The same can actually be said about most people who post in that forum. They all read Insomnia, and you can often find threads there discussing issues I dealt with in my articles, but they always take care not to link back here. Sometimes someone will link me, and then the admin or the moderators will either delete the link, or on occasion even the whole thread!

In any case, it never ceases to amuse me to see these little monkeys scratch their monkey-heads in frustration and mystification. No one on that website knows anything about videogames, and yet their discussions never end. They never learn anything, but they never get bored either.

Take this thread I just linked, for example. It would just take me a couple of sentences to solve their problem, and yet it would be a waste of effort, because no one would understand anything. So here's the answer:

Yes the reason you still play games is because you are a man-child. Everyone who plays games after a certain age is by definition a man-child. However, this is not their fault. In fact it is no one's fault -- there's no one to blame. That just seems to be the way things eventually turn out in advanced civilizations.

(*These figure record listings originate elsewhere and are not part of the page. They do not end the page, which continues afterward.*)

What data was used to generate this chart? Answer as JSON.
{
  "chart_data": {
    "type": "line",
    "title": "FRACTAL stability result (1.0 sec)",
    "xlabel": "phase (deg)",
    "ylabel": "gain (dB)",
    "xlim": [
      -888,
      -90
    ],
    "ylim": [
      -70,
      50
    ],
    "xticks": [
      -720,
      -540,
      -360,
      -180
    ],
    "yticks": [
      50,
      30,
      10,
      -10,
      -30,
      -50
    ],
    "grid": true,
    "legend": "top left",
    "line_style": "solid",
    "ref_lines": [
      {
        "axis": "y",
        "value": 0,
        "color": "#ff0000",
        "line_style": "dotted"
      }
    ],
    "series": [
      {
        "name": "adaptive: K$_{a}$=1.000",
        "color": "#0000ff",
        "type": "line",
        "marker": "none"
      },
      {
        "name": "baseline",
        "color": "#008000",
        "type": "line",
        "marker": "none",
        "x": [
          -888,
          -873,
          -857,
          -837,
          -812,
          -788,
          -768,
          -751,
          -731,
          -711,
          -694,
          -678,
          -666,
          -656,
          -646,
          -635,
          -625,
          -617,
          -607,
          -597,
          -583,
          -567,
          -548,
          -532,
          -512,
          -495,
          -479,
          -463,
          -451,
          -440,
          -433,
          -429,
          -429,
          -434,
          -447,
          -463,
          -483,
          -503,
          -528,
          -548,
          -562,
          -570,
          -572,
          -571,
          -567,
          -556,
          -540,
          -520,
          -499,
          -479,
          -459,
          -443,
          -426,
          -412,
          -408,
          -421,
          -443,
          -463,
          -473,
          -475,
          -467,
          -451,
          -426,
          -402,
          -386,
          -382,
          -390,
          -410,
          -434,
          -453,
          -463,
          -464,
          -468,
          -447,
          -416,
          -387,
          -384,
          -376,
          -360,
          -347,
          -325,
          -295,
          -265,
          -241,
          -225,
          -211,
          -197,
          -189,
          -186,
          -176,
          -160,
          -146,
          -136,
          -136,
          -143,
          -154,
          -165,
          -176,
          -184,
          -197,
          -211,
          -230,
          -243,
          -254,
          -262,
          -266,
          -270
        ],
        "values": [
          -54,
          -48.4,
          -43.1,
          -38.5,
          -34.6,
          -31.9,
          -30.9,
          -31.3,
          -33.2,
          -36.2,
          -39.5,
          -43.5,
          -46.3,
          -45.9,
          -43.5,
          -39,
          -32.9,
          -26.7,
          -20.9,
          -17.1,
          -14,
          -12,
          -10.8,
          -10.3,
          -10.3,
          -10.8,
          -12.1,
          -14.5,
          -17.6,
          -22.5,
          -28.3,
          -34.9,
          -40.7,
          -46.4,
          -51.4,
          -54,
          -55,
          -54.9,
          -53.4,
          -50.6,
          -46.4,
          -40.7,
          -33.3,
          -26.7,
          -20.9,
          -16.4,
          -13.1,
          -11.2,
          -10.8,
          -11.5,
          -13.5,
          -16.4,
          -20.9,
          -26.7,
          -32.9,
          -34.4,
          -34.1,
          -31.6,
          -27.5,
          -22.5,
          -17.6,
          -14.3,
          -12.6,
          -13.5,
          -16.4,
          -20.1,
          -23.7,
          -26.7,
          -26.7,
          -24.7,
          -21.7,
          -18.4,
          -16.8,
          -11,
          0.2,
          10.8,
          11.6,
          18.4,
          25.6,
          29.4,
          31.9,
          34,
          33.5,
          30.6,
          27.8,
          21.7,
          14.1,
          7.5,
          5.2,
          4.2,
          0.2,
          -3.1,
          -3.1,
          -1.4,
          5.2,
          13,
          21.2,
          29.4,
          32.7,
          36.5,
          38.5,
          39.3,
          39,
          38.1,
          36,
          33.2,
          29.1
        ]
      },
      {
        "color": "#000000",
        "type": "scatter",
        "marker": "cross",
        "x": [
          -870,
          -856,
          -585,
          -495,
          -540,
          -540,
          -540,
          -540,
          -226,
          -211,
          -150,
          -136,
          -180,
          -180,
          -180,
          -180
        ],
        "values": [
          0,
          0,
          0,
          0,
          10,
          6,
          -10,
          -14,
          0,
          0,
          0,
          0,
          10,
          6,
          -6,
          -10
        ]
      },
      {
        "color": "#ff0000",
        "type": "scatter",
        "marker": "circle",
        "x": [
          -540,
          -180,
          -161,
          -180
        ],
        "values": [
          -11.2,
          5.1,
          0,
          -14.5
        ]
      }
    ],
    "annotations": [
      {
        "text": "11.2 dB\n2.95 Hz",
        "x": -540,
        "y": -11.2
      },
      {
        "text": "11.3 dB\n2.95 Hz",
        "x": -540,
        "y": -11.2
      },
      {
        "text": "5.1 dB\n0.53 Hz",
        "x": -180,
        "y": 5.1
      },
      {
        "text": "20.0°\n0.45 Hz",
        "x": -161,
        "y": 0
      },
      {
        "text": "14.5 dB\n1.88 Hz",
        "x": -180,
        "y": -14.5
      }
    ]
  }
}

So basically that's it. If someone were to post the above 4-5 lines in that thread, that would be the end of the thread. There'd be nothing more to say, except for people asking for clarification. But the clarifications would never end, so you'd be forced to tell them to read a dozen books about philosophy, which of course there's no way they would ever read, so what would probably end up happening is that they'd start calling you names and eventually ban you because they can't understand what the fuck you are talking about.

That's basically what makes every single serious thread in that forum (and EVERY internet forum) a lost cause -- the fact that the people participating in it lack the basic knowledge necessary to tackle it.

All of which brings us back to Baudrillard:

it's better to have nothing to say if one seeks to communicate

In which case -- long live communication!